Guitar Quartet #1
premiered on the 1987 North American New Music Festival, when I was studying with Morton Feldman. The Castellani-Andriaccio Duo led the guitar quartet at the Burchfield Center in Buffalo, N.Y.
Al Kryszak is a composer, filmmaker, pianist & guitarist based in Maine. Work includes Turner Classic Movies, The Film Society of Lincoln Center, The New England Film Orchestra, The American Festival of Microtonal Music, Mabou Mines, June-in-Buffalo, Symphony Space, LA Directors Guild, & KINO. He is on the Creative Arts/Media Faculty at the University of Maine at Machias, Unity College & Southern New Hampshire University. Kryszak studied at SUNY Buffalo with Lukas Foss, Morton Feldman, Bill Kothe, Louis Andriessen & Lou Harrison.
REVIEWS - KRYSZAK GUITAR WORKS:
Re: 2021's Murmur Rations
"The two most beautiful compositions on this CD are Murmur Rations I & II and they are almost Hackett-esque, incorporating abstract acoustic and bass lines, which build back the order out of non-rhythmical chaos, to finally grow into a very lyrical theme. Lovers of Nordic jazz (see Terje Rypdal, for instance) might also like to take notice."
- Sergey Nikulichev: Dutch Prog Rock Review
"This album is a respite from "crazy." It offers instead, a journey - a mesmerizing free flight of musical experience - that is meditative in demeanor, tinged with loss, buoyed by gains, and dramatic in circumstance. It is a shared moment in time with a gifted artist."
"An accomplished guitarist, Kryszak plays all of the instruments on this album. That expertise showcases a distinct connection he has with every instrument he plays."
- Rick Heller: Bangor Daily News
"With four full-length REV albums and several classical music and silent film score recordings distributed from his one-man operation, Kryszak continues to produce and release fiercely independent music that goes largely unheard.
His first alt-rock solo album, Lullabies for People Who Don't Need Sleep, is an intricately woven but wildly stitched pattern of acoustic composition, adorned with a light arrangement of sparse background collage that supports the subtlest, and often sweetest, of melodies."
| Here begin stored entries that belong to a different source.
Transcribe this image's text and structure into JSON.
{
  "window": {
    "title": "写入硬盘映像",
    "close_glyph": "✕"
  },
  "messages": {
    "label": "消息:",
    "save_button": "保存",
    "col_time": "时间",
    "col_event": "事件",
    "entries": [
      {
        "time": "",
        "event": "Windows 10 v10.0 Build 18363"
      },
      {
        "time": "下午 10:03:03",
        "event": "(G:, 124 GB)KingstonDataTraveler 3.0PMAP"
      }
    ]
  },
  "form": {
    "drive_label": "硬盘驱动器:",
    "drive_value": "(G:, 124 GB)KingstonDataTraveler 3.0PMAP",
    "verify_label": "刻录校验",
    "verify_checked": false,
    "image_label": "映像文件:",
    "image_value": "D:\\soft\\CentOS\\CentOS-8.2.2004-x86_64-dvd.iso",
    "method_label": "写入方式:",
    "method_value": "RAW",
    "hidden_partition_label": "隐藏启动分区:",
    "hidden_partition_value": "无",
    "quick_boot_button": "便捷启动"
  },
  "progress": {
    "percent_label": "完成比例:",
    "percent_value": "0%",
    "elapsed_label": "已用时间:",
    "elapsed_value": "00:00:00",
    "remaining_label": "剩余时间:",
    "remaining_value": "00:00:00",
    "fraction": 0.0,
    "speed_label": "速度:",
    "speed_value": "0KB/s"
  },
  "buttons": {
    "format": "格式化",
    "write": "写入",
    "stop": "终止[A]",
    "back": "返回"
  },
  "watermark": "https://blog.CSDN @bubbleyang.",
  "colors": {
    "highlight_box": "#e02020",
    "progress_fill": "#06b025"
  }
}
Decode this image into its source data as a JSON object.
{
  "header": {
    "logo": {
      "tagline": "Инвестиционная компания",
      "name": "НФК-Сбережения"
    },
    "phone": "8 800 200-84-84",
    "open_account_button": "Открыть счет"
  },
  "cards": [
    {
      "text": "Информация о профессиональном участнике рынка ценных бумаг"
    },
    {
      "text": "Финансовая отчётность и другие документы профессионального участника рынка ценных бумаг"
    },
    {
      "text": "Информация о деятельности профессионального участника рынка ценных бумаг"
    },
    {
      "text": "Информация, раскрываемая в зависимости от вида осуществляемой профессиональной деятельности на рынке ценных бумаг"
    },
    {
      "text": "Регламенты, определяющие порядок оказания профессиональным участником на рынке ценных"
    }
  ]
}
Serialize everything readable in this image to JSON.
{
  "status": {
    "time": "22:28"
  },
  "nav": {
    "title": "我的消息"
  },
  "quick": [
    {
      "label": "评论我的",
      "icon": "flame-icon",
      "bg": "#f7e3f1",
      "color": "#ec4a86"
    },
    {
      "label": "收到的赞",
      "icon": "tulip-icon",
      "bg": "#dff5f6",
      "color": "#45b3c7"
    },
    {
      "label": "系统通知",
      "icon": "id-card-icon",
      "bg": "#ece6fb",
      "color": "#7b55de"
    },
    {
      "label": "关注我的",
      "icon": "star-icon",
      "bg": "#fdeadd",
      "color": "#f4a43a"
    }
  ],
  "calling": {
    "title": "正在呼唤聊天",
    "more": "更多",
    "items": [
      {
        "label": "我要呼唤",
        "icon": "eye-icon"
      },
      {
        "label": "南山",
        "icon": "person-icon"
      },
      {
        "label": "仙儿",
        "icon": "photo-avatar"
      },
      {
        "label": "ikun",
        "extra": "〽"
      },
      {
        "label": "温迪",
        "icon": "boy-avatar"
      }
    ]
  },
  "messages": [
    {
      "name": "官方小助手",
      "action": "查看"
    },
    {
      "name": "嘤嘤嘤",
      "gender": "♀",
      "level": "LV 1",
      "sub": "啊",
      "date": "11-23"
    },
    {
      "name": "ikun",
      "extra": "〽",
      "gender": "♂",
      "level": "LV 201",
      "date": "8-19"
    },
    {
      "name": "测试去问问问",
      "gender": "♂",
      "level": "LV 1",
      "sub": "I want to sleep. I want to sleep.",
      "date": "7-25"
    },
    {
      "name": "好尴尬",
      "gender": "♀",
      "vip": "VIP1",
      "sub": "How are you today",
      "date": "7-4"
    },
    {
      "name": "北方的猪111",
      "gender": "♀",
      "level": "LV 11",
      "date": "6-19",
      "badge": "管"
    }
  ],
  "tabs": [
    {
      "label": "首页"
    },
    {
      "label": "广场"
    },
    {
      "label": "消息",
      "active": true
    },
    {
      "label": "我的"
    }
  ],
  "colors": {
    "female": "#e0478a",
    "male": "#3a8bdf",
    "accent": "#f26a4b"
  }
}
- Guy De Federicis: Seattle Post-Intelligencer
"His classical pieces are beautifully wrought, and include a lovely set of works for clarinet and orchestra (which he released as All The Luck, in 2008), several sets of piano works, and Having an Atonal Christmas, for string quartet and harp, as well as soundtrack music for silent films, including an inventive flute and guitar score for The Hunchback of Notre Dame and a piano concerto that doubled as a score for Dr. Jekyll and Mr. Hyde, and that the pianist Anthony DeMare has recorded.
Kryszak's new Soft Clowns of the Sea (Orchard) is a bit of everything - eight songs in a folk-rock style, 11 instrumentals, some with soaring electric guitar lines, others more jazz-tinged, both harmonically and texturally, and a healthy measure of thematic recurrence and transformation, in the best classical tradition."